2. In addition to any other liability provided by law:
a. A person that immediately before a conversion or merger became effective was a 
general partner in a converting or constituent partnership is personally liable for 
each obligation of the converted or surviving organization arising from a 
transaction with a third party after the conversion or merger becomes effective, if, 
at the time the third party enters into the transaction, the third party:
(1) Does not have notice of the conversion or merger; and
(2) Reasonably believes that:
(a) The converted or surviving organization or business is the converting 
or constituent partnership; and
(b) The person is a general partner in the converting or constituent 
partnership; and
b.

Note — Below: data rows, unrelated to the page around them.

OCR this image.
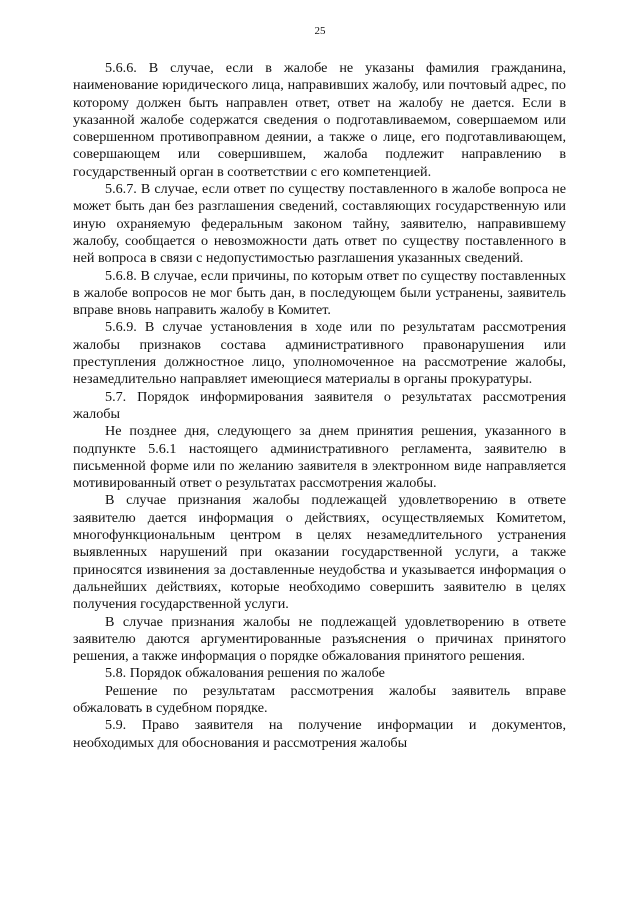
25

5.6.6. В случае, если в жалобе не указаны фамилия гражданина, наименование юридического лица, направивших жалобу, или почтовый адрес, по которому должен быть направлен ответ, ответ на жалобу не дается. Если в указанной жалобе содержатся сведения о подготавливаемом, совершаемом или совершенном противоправном деянии, а также о лице, его подготавливающем, совершающем или совершившем, жалоба подлежит направлению в государственный орган в соответствии с его компетенцией.

5.6.7. В случае, если ответ по существу поставленного в жалобе вопроса не может быть дан без разглашения сведений, составляющих государственную или иную охраняемую федеральным законом тайну, заявителю, направившему жалобу, сообщается о невозможности дать ответ по существу поставленного в ней вопроса в связи с недопустимостью разглашения указанных сведений.

5.6.8. В случае, если причины, по которым ответ по существу поставленных в жалобе вопросов не мог быть дан, в последующем были устранены, заявитель вправе вновь направить жалобу в Комитет.

5.6.9. В случае установления в ходе или по результатам рассмотрения жалобы признаков состава административного правонарушения или преступления должностное лицо, уполномоченное на рассмотрение жалобы, незамедлительно направляет имеющиеся материалы в органы прокуратуры.

5.7. Порядок информирования заявителя о результатах рассмотрения жалобы

Не позднее дня, следующего за днем принятия решения, указанного в подпункте 5.6.1 настоящего административного регламента, заявителю в письменной форме или по желанию заявителя в электронном виде направляется мотивированный ответ о результатах рассмотрения жалобы.

В случае признания жалобы подлежащей удовлетворению в ответе заявителю дается информация о действиях, осуществляемых Комитетом, многофункциональным центром в целях незамедлительного устранения выявленных нарушений при оказании государственной услуги, а также приносятся извинения за доставленные неудобства и указывается информация о дальнейших действиях, которые необходимо совершить заявителю в целях получения государственной услуги.

В случае признания жалобы не подлежащей удовлетворению в ответе заявителю даются аргументированные разъяснения о причинах принятого решения, а также информация о порядке обжалования принятого решения.

5.8. Порядок обжалования решения по жалобе

Решение по результатам рассмотрения жалобы заявитель вправе обжаловать в судебном порядке.

5.9. Право заявителя на получение информации и документов, необходимых для обоснования и рассмотрения жалобы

A person that was dissociated as a general partner from a converting or 
constituent partnership before the conversion or merger became effective is 
personally liable for each obligation of the converted or surviving organization 
arising from a transaction with a third party after the conversion or merger 
becomes effective, if at the time the third party enters into the transaction less 
than two years have passed since the person dissociated as a general partner 
and the third party:
(1) Does not have notice of the dissociation;
(2) Does not have notice of the conversion or merger; and
(3) Reasonably believes that:

(a) The converted or surviving organization or business is the converting 
or constituent partnership; and
(b) The person is a general partner in the converting or constituent 
partnership.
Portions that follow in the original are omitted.